Labour laws do not have any specific provisions regarding the pay to be paid to top management if the company shuts down or there is any restructuring. The law states that if a company which has more than 100 employee is letting go of people, they are required to take permission from the labour department. They can work out a severance pay which can go upto 15 days (of every year of service) of a worker’s average salary.

These laws are primarily applicable to factory workers and have been designed to protect their rights and curb employer misuse. The new labour code has proposed increase of severance pay to 45 days of employee salary for every year of service as severance pay so that the individual is not inconvenienced without another job in hand.

Apart from company restructuring, smaller entities and new companies also have such packages for incoming employees.

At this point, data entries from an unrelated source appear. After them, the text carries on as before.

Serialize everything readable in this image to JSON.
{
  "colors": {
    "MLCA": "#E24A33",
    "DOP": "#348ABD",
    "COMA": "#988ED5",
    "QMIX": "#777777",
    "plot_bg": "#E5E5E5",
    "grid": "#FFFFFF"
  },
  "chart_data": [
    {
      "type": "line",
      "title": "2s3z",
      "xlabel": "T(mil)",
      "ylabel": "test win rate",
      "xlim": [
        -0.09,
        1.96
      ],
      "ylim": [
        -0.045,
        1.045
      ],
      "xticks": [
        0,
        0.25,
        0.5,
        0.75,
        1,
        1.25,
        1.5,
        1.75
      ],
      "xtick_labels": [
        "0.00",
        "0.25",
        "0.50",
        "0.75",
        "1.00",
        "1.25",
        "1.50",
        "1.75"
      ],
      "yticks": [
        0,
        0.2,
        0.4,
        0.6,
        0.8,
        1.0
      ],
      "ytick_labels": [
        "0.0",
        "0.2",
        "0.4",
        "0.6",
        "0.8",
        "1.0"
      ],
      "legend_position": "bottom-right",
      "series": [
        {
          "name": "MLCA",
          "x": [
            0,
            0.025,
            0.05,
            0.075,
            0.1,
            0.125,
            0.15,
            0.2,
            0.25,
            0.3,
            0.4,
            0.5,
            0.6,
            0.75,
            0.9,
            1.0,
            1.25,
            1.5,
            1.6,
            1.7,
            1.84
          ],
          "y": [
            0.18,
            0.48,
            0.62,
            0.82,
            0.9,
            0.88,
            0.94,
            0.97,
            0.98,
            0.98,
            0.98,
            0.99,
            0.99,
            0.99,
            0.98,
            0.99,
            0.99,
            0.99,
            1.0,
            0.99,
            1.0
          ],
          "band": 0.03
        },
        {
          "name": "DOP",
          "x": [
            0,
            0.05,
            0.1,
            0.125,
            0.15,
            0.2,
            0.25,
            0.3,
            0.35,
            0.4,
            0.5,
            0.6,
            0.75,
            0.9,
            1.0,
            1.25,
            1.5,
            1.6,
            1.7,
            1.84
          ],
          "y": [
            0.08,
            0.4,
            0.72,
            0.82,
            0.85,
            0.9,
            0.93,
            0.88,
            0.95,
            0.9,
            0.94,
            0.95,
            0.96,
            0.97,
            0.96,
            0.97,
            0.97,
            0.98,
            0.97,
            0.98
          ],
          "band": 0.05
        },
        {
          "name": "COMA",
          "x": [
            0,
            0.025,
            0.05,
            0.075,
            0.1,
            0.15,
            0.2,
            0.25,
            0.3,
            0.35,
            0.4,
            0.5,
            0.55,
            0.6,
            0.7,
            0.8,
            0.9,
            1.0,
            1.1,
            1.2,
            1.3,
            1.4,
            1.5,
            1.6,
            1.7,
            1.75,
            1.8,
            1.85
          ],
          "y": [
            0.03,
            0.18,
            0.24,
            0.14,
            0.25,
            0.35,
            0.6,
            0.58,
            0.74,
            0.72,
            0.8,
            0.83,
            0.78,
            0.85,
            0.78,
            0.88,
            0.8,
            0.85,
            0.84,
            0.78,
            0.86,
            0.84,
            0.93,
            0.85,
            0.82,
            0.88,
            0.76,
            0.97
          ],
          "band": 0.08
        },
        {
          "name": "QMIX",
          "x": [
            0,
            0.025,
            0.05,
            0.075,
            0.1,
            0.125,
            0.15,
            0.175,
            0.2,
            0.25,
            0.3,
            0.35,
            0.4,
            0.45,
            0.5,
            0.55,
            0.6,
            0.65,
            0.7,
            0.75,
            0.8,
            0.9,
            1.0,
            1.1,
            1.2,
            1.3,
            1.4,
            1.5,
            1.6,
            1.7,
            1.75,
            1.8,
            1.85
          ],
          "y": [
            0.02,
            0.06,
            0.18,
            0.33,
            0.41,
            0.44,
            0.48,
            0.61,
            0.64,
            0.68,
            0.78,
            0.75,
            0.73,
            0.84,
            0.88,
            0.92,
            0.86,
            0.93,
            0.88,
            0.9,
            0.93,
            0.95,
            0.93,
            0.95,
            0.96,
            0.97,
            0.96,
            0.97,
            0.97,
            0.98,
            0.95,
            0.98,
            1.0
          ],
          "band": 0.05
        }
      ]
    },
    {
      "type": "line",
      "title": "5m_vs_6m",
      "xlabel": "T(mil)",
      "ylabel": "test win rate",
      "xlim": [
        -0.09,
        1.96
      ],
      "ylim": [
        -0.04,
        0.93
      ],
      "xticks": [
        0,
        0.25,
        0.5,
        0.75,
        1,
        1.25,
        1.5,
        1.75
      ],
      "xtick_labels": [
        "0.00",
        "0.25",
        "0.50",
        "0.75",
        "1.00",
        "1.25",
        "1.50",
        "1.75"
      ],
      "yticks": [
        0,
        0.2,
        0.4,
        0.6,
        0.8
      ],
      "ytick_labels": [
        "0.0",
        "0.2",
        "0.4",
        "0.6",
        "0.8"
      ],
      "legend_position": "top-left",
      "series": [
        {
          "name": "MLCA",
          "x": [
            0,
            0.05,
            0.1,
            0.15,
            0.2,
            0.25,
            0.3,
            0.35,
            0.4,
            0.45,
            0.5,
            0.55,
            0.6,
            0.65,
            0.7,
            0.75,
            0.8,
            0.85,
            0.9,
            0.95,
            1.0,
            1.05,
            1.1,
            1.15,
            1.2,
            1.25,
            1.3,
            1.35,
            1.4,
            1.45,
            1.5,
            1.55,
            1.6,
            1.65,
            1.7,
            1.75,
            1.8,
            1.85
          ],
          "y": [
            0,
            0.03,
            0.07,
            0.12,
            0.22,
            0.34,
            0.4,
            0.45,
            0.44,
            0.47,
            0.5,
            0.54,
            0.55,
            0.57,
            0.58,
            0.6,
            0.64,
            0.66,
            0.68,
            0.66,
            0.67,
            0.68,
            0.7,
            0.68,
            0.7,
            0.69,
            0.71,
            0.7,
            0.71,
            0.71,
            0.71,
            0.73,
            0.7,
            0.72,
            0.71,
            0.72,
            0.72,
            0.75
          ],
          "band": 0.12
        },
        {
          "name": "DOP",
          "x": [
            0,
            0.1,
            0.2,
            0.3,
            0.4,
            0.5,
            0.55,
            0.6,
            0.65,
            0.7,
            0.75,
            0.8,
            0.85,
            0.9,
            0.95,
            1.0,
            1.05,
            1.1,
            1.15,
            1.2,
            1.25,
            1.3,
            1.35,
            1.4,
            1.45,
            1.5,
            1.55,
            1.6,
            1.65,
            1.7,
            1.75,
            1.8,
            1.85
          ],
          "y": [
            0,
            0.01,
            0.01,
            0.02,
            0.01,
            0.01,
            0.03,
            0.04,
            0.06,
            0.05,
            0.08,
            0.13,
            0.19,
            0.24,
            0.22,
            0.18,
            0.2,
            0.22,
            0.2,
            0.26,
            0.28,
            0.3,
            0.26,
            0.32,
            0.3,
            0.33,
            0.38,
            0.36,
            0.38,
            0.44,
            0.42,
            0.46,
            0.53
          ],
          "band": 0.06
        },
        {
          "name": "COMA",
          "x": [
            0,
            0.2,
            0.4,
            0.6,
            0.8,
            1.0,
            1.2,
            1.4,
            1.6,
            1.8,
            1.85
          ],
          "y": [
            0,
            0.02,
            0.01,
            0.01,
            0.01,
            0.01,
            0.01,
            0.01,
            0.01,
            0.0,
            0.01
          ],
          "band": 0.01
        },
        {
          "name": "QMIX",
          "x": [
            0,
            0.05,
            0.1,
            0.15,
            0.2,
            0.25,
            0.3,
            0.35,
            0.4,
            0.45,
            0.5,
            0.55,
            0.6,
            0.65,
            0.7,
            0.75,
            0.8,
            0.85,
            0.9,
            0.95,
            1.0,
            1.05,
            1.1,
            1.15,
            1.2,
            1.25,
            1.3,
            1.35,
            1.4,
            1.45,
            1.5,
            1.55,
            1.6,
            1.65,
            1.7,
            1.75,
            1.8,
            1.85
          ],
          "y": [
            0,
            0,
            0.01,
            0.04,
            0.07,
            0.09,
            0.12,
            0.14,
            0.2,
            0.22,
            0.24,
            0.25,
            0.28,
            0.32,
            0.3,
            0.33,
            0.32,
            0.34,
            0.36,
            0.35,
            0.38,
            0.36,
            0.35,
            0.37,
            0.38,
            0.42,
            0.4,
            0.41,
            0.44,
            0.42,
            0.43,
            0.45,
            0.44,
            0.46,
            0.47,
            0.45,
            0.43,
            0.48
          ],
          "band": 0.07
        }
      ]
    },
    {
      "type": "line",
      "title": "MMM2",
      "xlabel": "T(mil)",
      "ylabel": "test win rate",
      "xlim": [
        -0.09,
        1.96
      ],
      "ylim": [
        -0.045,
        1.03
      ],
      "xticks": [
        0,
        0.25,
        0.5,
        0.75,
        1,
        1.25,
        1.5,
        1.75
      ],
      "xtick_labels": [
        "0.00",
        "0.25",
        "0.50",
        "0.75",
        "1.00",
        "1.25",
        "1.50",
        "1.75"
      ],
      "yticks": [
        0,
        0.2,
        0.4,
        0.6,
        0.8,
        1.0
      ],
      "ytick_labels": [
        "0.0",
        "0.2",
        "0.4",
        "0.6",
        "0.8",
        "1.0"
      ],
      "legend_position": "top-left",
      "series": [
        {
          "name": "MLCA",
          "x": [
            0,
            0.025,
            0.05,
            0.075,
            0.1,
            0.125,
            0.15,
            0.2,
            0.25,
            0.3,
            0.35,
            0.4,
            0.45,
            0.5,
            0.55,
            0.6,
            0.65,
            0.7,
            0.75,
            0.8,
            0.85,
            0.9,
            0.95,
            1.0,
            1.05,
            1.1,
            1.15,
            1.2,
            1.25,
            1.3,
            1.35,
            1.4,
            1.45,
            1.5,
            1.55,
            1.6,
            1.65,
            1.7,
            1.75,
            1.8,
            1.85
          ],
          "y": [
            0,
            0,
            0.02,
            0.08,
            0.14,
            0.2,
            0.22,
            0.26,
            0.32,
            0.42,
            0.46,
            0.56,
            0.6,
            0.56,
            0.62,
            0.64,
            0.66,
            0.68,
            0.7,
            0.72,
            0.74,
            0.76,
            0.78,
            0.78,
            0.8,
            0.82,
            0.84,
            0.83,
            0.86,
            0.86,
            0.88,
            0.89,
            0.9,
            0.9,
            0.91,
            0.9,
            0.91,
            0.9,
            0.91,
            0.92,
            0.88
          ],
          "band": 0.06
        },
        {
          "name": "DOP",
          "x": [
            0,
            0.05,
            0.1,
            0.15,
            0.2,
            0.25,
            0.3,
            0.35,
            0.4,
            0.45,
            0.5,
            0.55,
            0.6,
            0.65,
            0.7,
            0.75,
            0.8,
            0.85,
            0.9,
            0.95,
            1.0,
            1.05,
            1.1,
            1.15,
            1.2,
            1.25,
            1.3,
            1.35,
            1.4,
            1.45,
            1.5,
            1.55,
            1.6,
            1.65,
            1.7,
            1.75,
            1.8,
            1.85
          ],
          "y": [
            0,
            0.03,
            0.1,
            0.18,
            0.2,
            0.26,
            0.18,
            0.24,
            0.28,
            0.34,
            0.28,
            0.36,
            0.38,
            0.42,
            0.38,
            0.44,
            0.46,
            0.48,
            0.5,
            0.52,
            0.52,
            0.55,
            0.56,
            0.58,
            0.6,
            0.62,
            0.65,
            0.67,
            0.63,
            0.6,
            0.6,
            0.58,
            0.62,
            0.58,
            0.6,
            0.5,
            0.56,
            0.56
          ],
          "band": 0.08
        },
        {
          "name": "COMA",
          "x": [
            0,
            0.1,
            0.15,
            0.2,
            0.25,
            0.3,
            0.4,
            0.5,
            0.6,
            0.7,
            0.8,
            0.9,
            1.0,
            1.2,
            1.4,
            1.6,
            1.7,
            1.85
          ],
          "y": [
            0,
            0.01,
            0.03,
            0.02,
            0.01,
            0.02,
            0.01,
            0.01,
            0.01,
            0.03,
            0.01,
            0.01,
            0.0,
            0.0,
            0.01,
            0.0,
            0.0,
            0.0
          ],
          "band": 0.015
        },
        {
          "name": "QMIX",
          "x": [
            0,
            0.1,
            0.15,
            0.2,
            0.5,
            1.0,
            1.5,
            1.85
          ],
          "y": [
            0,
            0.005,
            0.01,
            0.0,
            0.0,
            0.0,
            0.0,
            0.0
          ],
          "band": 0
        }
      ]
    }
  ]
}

Sunil Goel, managing director, GlobalHunt said even startups or new entities hiring top management from the market make such provisions. “This is to give an assurance that if a company does wind up in a short duration, these executives have an incentive to join. The severance pay here is usually six months to one year and is in consideration of the individual taking time to find a new company. But if it is a stable company, severance pay is not part of the joining agreement,” he said further.

Infosys, in its press statement, had said that the Chairman Mr. R. Seshasayee made a statement at the Company's Annual General Meeting on June 18, 2016 explaining the rationale for the severance quantum and assuring the shareholders that there was no impropriety of any nature.